The mechanical outcome of the draft guidelines would be a paradoxical deterioration of internal governance and risk management.
Another unwelcome consequence of the reporting and formalism burden unnecessarily created for subsidiaries within an EU financial Group will be some breaches in the level playing field, whether it be:
1. for such EU financial group as opposed to similar non-EU groups. We doubt that US, UK or Asian financial groups have to comply with such formalism in the management of their international subsidiaries. Therefore, EBA Guidelines as they are worded today will represent a hurdle in the international development of European banks. Even in the European market where US banks are global players, credit institutions owned by a UK, US or any non-EU holding or shareholder will not have to manage the burdensome inconsistencies between Group and Subsidiary level. This will not be an insignificant advantage for them.
2. for subsidiaries involved in low- or non-regulated activities . Already today because of existing regulations on internal controls and governance, such subsidiaries often are in a detrimental situation vis-à-vis their competitors that do not belong to a credit institution be it in terms of customers’ service, speed of answer, cost of doing business… Such situation will further deteriorate including vis-à-vis subsidiaries belonging to a non-EU credit institution. It will create an additional competitive disadvantage for EU banking groups to develop rental, leasing, consumer finance activities for instance … whereas they add value for private individuals or SMEs thanks to their specific synergies, international coverage, funding capacities they bring to such markets.
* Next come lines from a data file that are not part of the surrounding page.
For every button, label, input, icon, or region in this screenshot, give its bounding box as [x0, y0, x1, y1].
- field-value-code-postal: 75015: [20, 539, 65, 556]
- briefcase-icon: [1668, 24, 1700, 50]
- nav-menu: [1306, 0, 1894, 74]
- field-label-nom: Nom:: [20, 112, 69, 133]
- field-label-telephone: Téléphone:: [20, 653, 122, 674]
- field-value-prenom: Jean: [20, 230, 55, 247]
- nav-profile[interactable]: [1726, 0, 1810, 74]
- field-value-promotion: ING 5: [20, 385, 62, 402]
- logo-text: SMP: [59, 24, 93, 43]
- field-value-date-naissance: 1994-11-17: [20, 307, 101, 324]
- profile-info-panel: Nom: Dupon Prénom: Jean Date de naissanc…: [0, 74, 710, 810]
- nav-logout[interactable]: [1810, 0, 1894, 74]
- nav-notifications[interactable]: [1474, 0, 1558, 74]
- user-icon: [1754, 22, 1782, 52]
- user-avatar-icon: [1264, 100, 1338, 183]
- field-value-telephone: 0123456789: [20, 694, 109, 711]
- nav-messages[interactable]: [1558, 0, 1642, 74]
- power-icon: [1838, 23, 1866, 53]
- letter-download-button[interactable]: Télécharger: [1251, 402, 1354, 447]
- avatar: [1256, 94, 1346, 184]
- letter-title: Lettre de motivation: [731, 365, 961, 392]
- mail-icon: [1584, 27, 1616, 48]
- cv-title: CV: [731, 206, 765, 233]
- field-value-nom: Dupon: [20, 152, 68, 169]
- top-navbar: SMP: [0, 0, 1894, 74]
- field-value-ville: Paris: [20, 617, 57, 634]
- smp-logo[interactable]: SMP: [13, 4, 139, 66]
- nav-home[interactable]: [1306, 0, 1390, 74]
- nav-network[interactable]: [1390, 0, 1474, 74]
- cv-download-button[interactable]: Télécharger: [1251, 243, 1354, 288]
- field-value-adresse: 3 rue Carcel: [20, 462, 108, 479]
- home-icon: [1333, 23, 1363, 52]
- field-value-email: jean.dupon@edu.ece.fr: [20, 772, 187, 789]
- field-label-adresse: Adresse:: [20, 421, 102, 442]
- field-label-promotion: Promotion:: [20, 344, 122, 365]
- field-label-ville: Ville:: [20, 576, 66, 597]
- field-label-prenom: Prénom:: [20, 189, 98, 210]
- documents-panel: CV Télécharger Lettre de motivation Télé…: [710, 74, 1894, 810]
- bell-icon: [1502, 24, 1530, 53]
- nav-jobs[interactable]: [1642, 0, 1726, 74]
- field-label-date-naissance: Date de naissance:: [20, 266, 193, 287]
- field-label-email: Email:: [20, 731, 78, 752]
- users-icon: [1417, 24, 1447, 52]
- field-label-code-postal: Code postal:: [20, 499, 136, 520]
Proportionality principle is not sufficient to reestablish a fair level playing field. It would be only natural that such activities are more easily exempted of prudential consolidation when a pure risk approach does not require it. We would suggest that EBA enrich its guidelines towards EU regulators with a view to facilitate exemptions for low- or non-regulated business.
However, we believe it is possible for EBA Guidelines to really add value in the internal governance of financial groups, provided their specific organization including with for instance matrix organisation is acknowledged in the Guidelines and by all regulators at least with the Single Supervision Mechanism (SSM). A financial Group headed by a Credit Institution should define its general governance principles that should indeed apply to the whole Group. Its subsidiaries should only focus at adjusting such principles to local considerations. They should not have to pretend that their management bodies completely re-discuss all aspects listed in the Guidelines.
It is therefore of upmost importance that EBA takes into account separately these two different levels in its future Guidelines, and that it is fully accepted by all regulators within SSM.